A fibrin matrix, or fibrin-rich matrix, is a provisional matrix provided by the fibrin clot and fibronectin during the first phase of wound healing. The fibrin matrix secretes chemicals that summon monocytes, fibroblasts, and epidermal cells to the area of the body that requires healing, thus promoting the healing process. The term may also refer to a membrane-like matrix derived from autologous blood which is strong and pliable. It functions as either a standalone product or can be mixed with other biomaterials to improve wound healing and promote tissue regeneration. In dental applications, a platelet-rich fibrin matrix can be applied following a surgical procedure to speed the healing process. The fibrin matrix also has the capacity to reduce inflammation and swelling and can be used even in advanced surgical techniques. Following implant or grafting procedures, a fibrin matrix can be utilized to speed wound healing and aid in patient recovery.
A fibroblast is a type of cell found within the connective tissues that are responsible for the synthesis of collagen and ground substance. In dentistry, fibroblasts play an important role in the integration of and implant, prosthesis, or restoration. The most common types of fibroblasts involved with dental processes are gingival fibroblasts and periodontal ligament fibroblasts. They are responsible for the synthesis and organization of the collagen fibers that connect the gingiva and alveolar bone to the cementum tooth covering. In addition, fibroblasts also secrete a growth factor that stimulates tissue regeneration in dental pulp cells and the dentin-pulp complex following a tooth injury or oral surgery. Due to the tissue trauma caused by an oral surgery or implant, multiple types of cells are required to repair and regenerate the damaged tissues. Due to the responsibilities of fibroblast cells, they are among some of the most important factors in proper healing and implant success.

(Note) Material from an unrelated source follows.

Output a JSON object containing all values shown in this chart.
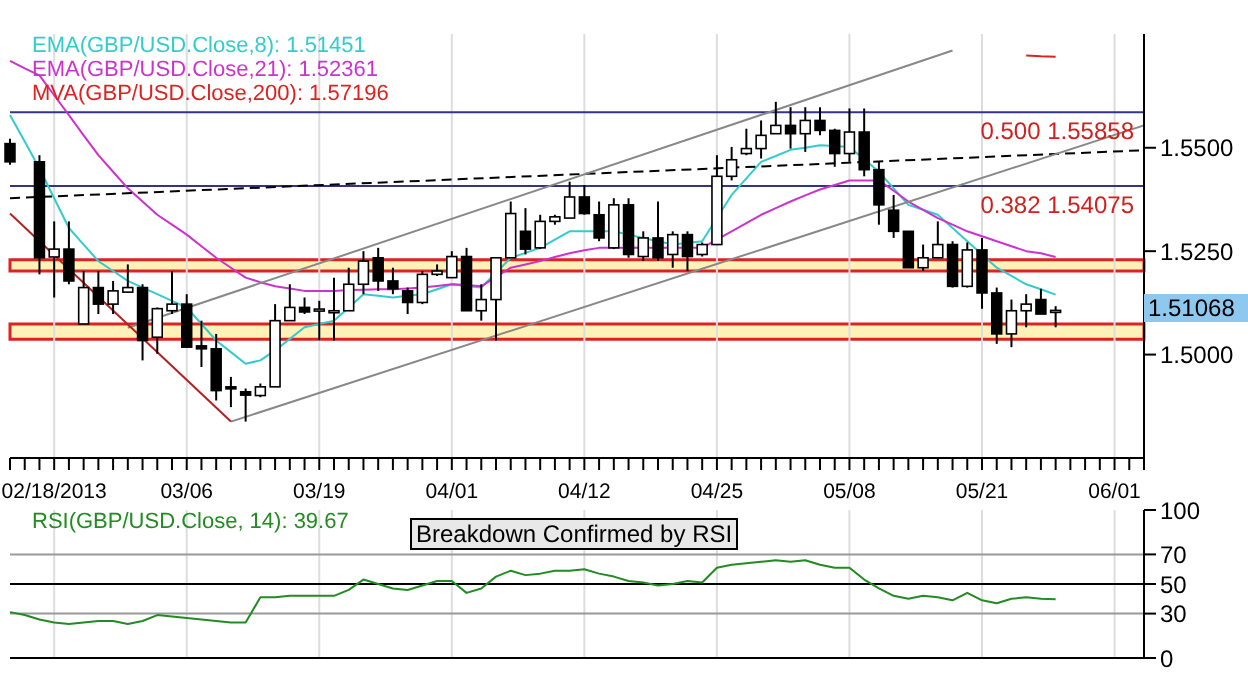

Fibronectin is a glycoprotein of high-molecular weight (~440kDa) and is part of the extracellular matrix. It binds to membrane-spanning receptor proteins called integrins before then binding to extracellular matrix components such as collagen, fibrin, and heparan sulfate proteoglycans (syndecans). Fibronectin helps in the promotion of cellular migration and adhesion and is involved in the accumulation of platelets to the site of a wound. Fibronectin is therefore an essential part of the wound healing process and is also a critical part in cell differentiation in the development of vertebrates. In dental applications and implant surgeries, fibronectin can positively affect fibroblast attachment in the gingiva and prevent inflammation-driven breakdown of the tissues around the implant. Though a variety of scientific studies have been conducted on the efficacy of applying fibronectin directly to the wound site following a dental procedure, the results have been inconclusive. However, the wound-healing role of fibronectin naturally present in the body is indisputable.

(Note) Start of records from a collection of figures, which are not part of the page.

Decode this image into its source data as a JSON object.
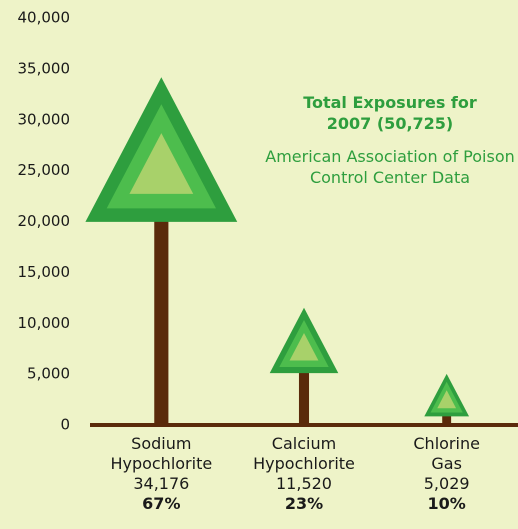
{
  "chart_data": {
    "type": "tree-pictograph",
    "title": "Total Exposures for 2007 (50,725)",
    "subtitle": "American Association of Poison Control Center Data",
    "categories": [
      "Sodium Hypochlorite",
      "Calcium Hypochlorite",
      "Chlorine Gas"
    ],
    "values": [
      34176,
      11520,
      5029
    ],
    "value_labels": [
      "34,176",
      "11,520",
      "5,029"
    ],
    "shares": [
      67,
      23,
      10
    ],
    "share_labels": [
      "67%",
      "23%",
      "10%"
    ],
    "colors": {
      "outer": "#2e9e3e",
      "middle": "#4dbd4d",
      "inner": "#a8d16a",
      "trunk": "#5a2a0a"
    },
    "ylim": [
      0,
      40000
    ],
    "yticks": [
      0,
      {
        "value": 5000,
        "label": "5,000"
      },
      {
        "value": 10000,
        "label": "10,000"
      },
      {
        "value": 15000,
        "label": "15,000"
      },
      {
        "value": 20000,
        "label": "20,000"
      },
      {
        "value": 25000,
        "label": "25,000"
      },
      {
        "value": 30000,
        "label": "30,000"
      },
      {
        "value": 35000,
        "label": "35,000"
      },
      {
        "value": 40000,
        "label": "40,000"
      }
    ]
  }
}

Fibrous connective tissue is composed of parallel bundles of collagen fibers. It is found in the dermis, tendons, and ligaments and can also be referred to as dense connective tissue. In dental applications, fibrous connective tissue makes up an important part of the oral anatomy and has the ability to interact with dental implants. Fibrous connective tissue has been found to attach to dental implants at specific locations superior to the crestal bone and inferior to the junctional epithelium. The attachment of the connective tissue to the implant seems to strengthen previous findings about the long-term success of implants and their relationship with the surrounding tissues. Since one of the major roles of fibrous connective tissue is to provide support to surrounding bone, tissue, and organs, its re-growth at implant sites means the implant may have some of the same structural support as natural teeth.
Fibrous encapsulation refers to the layer of fibrous connective tissue that is formed between a dental implant and surrounding bone. Following implant surgery, the implant should begin to integrate with the nearby hard and soft tissues of the mouth. Though osseointegration is frequently written of post implant, the integration that takes place between the implant components and the connective tissues at the site is also important to implant stability and longevity. Fibrous connective tissue has several functions, one of the primary being to provide support to surrounding tissues. Therefore, the successful re-growth of fibrous connective tissue in developing a fibrous encapsulation between the bone and the implant provides additional support to the dental prosthesis and increases the likelihood of long-term retention. Not only does this connective tissue anchor the implant more securely to the bone but to the surrounding teeth, tissues, and oral framework which gives the prosthesis a greater chance for success.